Burung konin ini menurut Tian, tidak perlu ngurak dulu agar bisa diisi dengan masteran. Beda sekali dengan murai batu dan kacer. “Makanya disebut burung pintar karena banyak isiannya. Dulu jadi burung masteran, sekarang bisa dilombakan,” ujarnya.

Untuk perawatan lomba, Tian hanya melakukan setingan birahi saja. “Kalau cuaca panas, setingannya diturunin. Kalau cuaca dingin dinaikin setingannya. Jadi harus pintar maini birahinya,” ungkapnya.

Sedangkan untuk pakan harian, Tian menggunakan nektar racikannya sendiri. “Saya bikin sendiri dan saya jual juga secara online. Namanya nektar biotik. Kalau pemain kolibri di Palembang sudah tahu semua,” jelasnya.

Saat ini menurut Tian, pecinta konin di Palembang khususnya di Sumsel sudah cukup banyak. Namun masih kalah dengan daerah di Pulau Jawa.

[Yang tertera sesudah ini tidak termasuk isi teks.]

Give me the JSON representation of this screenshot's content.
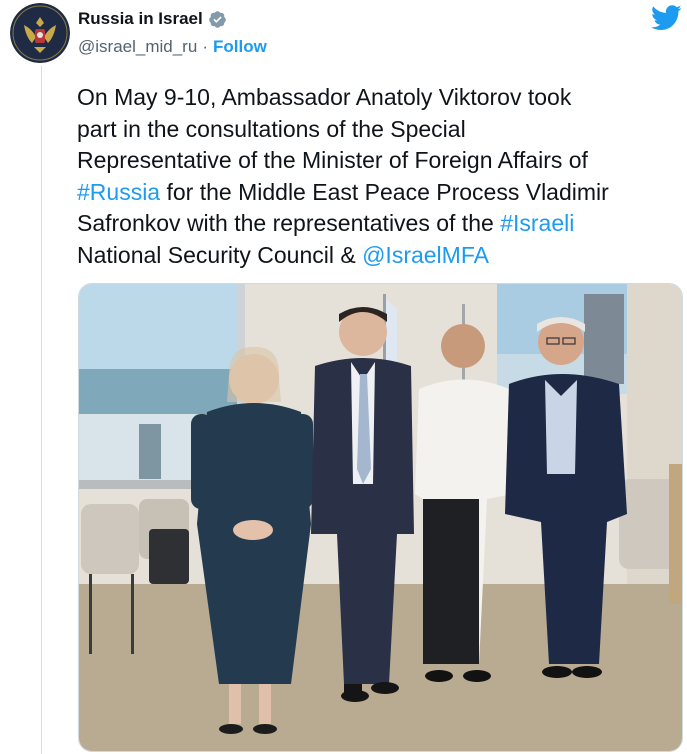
{
  "author": {
    "display_name": "Russia in Israel",
    "handle": "@israel_mid_ru",
    "separator": "·",
    "follow_label": "Follow",
    "verified": true,
    "avatar_icon": "russian-coat-of-arms-avatar"
  },
  "brand": {
    "icon": "twitter-bird-icon",
    "color": "#1d9bf0"
  },
  "tweet": {
    "line1": "On May 9-10, Ambassador Anatoly Viktorov took",
    "line2": "part in the consultations of the Special",
    "line3": "Representative of the Minister of Foreign Affairs of",
    "hashtag_russia": "#Russia",
    "line4_rest": " for the Middle East Peace Process Vladimir",
    "line5_start": "Safronkov with the representatives of the ",
    "hashtag_israeli": "#Israeli",
    "line6_start": "National Security Council & ",
    "mention": "@IsraelMFA"
  },
  "colors": {
    "text": "#0f1419",
    "secondary": "#536471",
    "accent": "#1d9bf0",
    "border": "#cfd9de"
  }
}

“Harapan saya kedepannya masih banyak lagi yang main konin dan lomba seperti inilah yang jadi wadah bagi kami untuk tampil unjuk gigi. Di Palembang lomba untuk kelas konin ada terus, bisa dua sampai tiga kali dalam seminggu,” ungkap anggota Kolibri Ninja Sriwijaya ini.

Ke depannya, Tian akan mencoba peruntungannya membawa Kolonel ke Pulau Jawa. “Rencana mau ikut Piala Pasundan. Siapa tahu Kolonel bisa tampil lebih baik lagi,” ungkapnya.

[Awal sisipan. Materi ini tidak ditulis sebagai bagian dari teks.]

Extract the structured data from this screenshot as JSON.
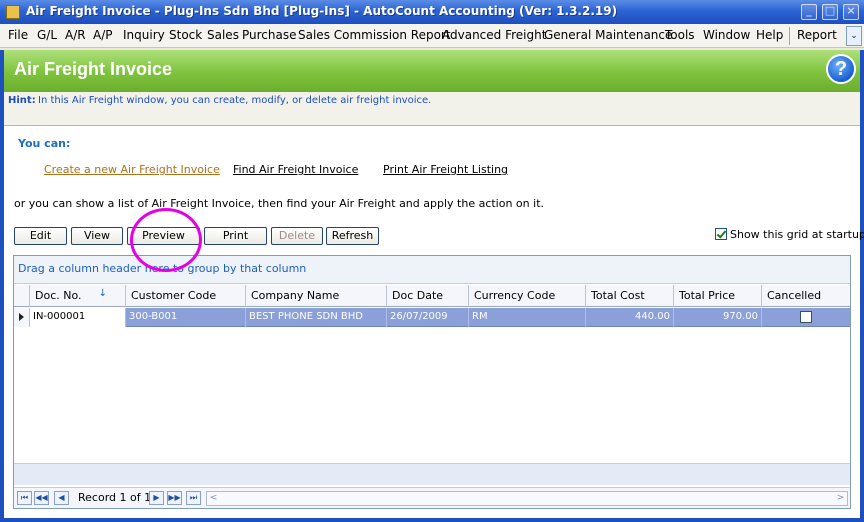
{
  "window": {
    "title": "Air Freight Invoice - Plug-Ins Sdn Bhd [Plug-Ins] - AutoCount Accounting (Ver: 1.3.2.19)",
    "minimize_glyph": "_",
    "maximize_glyph": "□",
    "close_glyph": "×"
  },
  "menu": {
    "items": [
      "File",
      "G/L",
      "A/R",
      "A/P",
      "Inquiry",
      "Stock",
      "Sales",
      "Purchase",
      "Sales Commission Report",
      "Advanced Freight",
      "General Maintenance",
      "Tools",
      "Window",
      "Help",
      "Report"
    ],
    "overflow_glyph": "⌄"
  },
  "banner": {
    "title": "Air Freight Invoice",
    "help_glyph": "?"
  },
  "hint": {
    "label": "Hint:",
    "text": "In this Air Freight window, you can create, modify, or delete air freight invoice."
  },
  "content": {
    "you_can": "You can:",
    "links": {
      "create": "Create a new Air Freight Invoice",
      "find": "Find Air Freight Invoice",
      "print": "Print Air Freight Listing"
    },
    "or_text": "or you can show a list of Air Freight Invoice, then find your Air Freight and apply the action on it.",
    "buttons": {
      "edit": "Edit",
      "view": "View",
      "preview": "Preview",
      "print": "Print",
      "delete": "Delete",
      "refresh": "Refresh"
    },
    "show_grid_label": "Show this grid at startup",
    "show_grid_checked": true
  },
  "grid": {
    "group_hint": "Drag a column header here to group by that column",
    "sort_icon": "↓",
    "columns": [
      "Doc. No.",
      "Customer Code",
      "Company Name",
      "Doc Date",
      "Currency Code",
      "Total Cost",
      "Total Price",
      "Cancelled"
    ],
    "rows": [
      {
        "doc_no": "IN-000001",
        "customer_code": "300-B001",
        "company_name": "BEST PHONE SDN BHD",
        "doc_date": "26/07/2009",
        "currency_code": "RM",
        "total_cost": "440.00",
        "total_price": "970.00",
        "cancelled": false
      }
    ],
    "navigator": {
      "record_text": "Record 1 of 1",
      "first": "⏮",
      "prev_page": "◀◀",
      "prev": "◀",
      "next": "▶",
      "next_page": "▶▶",
      "last": "⏭",
      "scroll_left": "<",
      "scroll_right": ">"
    }
  },
  "colors": {
    "title_bar": "#2d63d4",
    "banner": "#7ec23d",
    "highlight_circle": "#e600e6",
    "selected_row": "#8b9fd8",
    "hint_text": "#1d4fbf"
  }
}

Ketua DPW Ronggolawe Sumsel, Novriansyah mengatakan, lapangan baru ini diharapkan bisa lebih memajukan dunia burung berkicau di Palembang. “Tiap tahun penggemar burung berkicau di Sumsel, khusunya di Palembang itu terus bertambah. Jadi lapangan baru ini diharapkan bisa jadi fasilitastor bagi penggemar kicau mania,” katanya disela acara.

Adanya lapangan Ronggolawe Sriwalk ini menambah jumlah lapangan Ronggolawe di Sumsel sebanyak 24 lapangan. “Acara ini targetnya 500 peserta. Tapi nyatanya yang ikut ada 900 hampir seribu,” ungkapnya.

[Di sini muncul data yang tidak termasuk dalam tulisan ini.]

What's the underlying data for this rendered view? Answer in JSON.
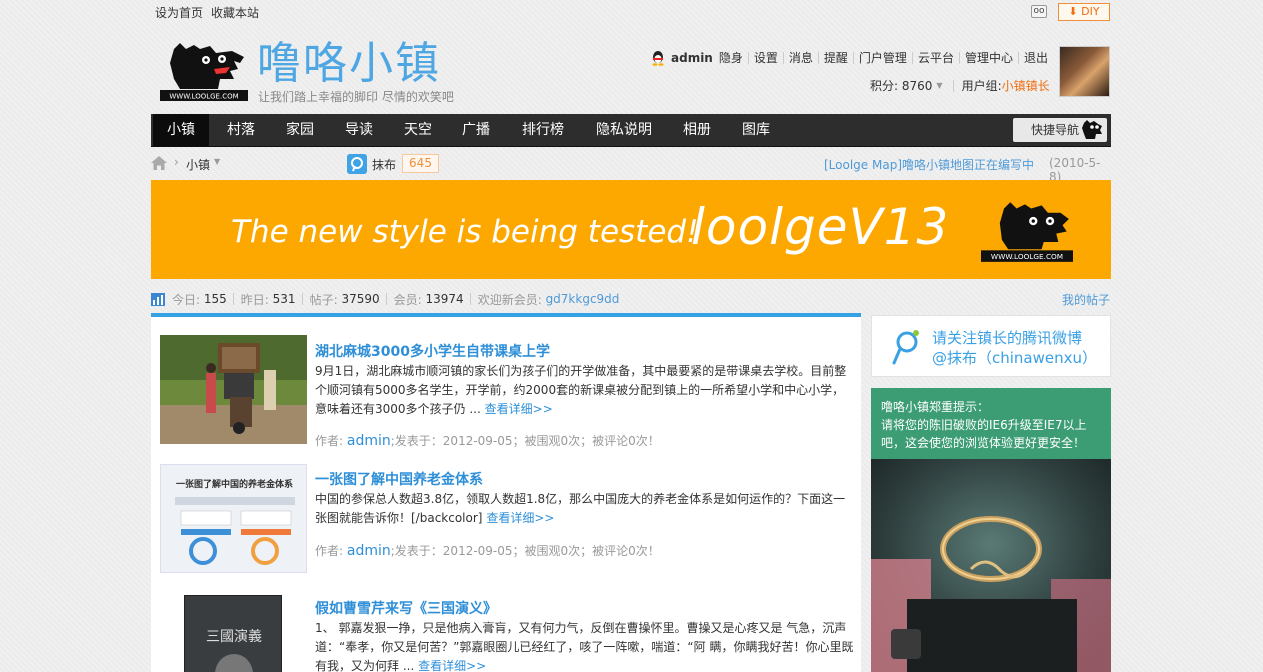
{
  "topbar": {
    "set_home": "设为首页",
    "bookmark": "收藏本站",
    "diy_label": "DIY",
    "diy_arrow": "⬇"
  },
  "header": {
    "site_title": "噜咯小镇",
    "slogan": "让我们踏上幸福的脚印 尽情的欢笑吧",
    "logo_text": "WWW.LOOLGE.COM"
  },
  "user": {
    "username": "admin",
    "links": [
      "隐身",
      "设置",
      "消息",
      "提醒",
      "门户管理",
      "云平台",
      "管理中心",
      "退出"
    ],
    "credits_label": "积分: 8760",
    "group_label": "用户组: ",
    "group_value": "小镇镇长"
  },
  "nav": {
    "items": [
      "小镇",
      "村落",
      "家园",
      "导读",
      "天空",
      "广播",
      "排行榜",
      "隐私说明",
      "相册",
      "图库"
    ],
    "active_index": 0,
    "quick_nav": "快捷导航"
  },
  "breadcrumb": {
    "current": "小镇",
    "weibo_name": "抹布",
    "weibo_count": "645",
    "announcement": "[Loolge Map]噜咯小镇地图正在编写中",
    "announcement_date": "(2010-5-8)"
  },
  "banner": {
    "tagline": "The new style is being tested!",
    "version": "loolgeV13",
    "logo_text": "WWW.LOOLGE.COM"
  },
  "stats": {
    "today_label": "今日:",
    "today_value": "155",
    "yesterday_label": "昨日:",
    "yesterday_value": "531",
    "posts_label": "帖子:",
    "posts_value": "37590",
    "members_label": "会员:",
    "members_value": "13974",
    "welcome_label": "欢迎新会员:",
    "new_member": "gd7kkgc9dd",
    "my_threads": "我的帖子"
  },
  "articles": [
    {
      "title": "湖北麻城3000多小学生自带课桌上学",
      "desc": "9月1日，湖北麻城市顺河镇的家长们为孩子们的开学做准备，其中最要紧的是带课桌去学校。目前整个顺河镇有5000多名学生，开学前，约2000套的新课桌被分配到镇上的一所希望小学和中心小学，意味着还有3000多个孩子仍 ...",
      "more": "查看详细>>",
      "meta_prefix": "作者:",
      "author": "admin",
      "meta_suffix": ";发表于：2012-09-05；被围观0次；被评论0次！"
    },
    {
      "title": "一张图了解中国养老金体系",
      "desc": "中国的参保总人数超3.8亿，领取人数超1.8亿，那么中国庞大的养老金体系是如何运作的？下面这一张图就能告诉你！[/backcolor]",
      "more": "查看详细>>",
      "meta_prefix": "作者:",
      "author": "admin",
      "meta_suffix": ";发表于：2012-09-05；被围观0次；被评论0次！",
      "thumb_title": "一张图了解中国的养老金体系"
    },
    {
      "title": "假如曹雪芹来写《三国演义》",
      "desc": "1、 郭嘉发狠一挣，只是他病入膏肓，又有何力气，反倒在曹操怀里。曹操又是心疼又是 气急，沉声道：“奉孝，你又是何苦？”郭嘉眼圈儿已经红了，咳了一阵嗽，喘道：“阿 瞒，你瞒我好苦！你心里既有我，又为何拜 ...",
      "more": "查看详细>>",
      "thumb_title": "三國演義"
    }
  ],
  "sidebar": {
    "weibo_line1": "请关注镇长的腾讯微博",
    "weibo_line2": "@抹布（chinawenxu）",
    "notice_title": "噜咯小镇郑重提示：",
    "notice_body": "请将您的陈旧破败的IE6升级至IE7以上吧，这会使您的浏览体验更好更安全！"
  }
}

Ketua Penyelenggara, Regen Nusantara, menambahkan, untuk lapangan Sriwalk sudah berjalan hampir 2 bulan. “Latberan rutin tiap Kamis, lalu hari ini (kemarin) kami adakan launching. Ya tujuannya sekalian promosi dan mengenalkan produk properti ruko ,cafe & resto, yang lagi tahap pembangunan,” jelasnya.

Regen menuturkan, kemungkinan akan diadakan even akbar kembali.  “Apalagi acara ktadi (kemarin), dari peserta alhamdulilah mereka puas, baik dari pelayanan maupun dari penjurian, fairplay, & sponsor yang ikut mensupport juga merasa puas. Next mereka mau support lagi kalau ada even burung di Sriwalk,” urainya.

Selain itu, Regen menambahkan mega latber rasa latpres tersebut khusus di kelas murai batu, kacer dan lovebird hampir full gantangan.

Pada lomba ini, peraih predikat SF diraih Bintang SF. Sedangkan predikat BC diraih Plaju BC.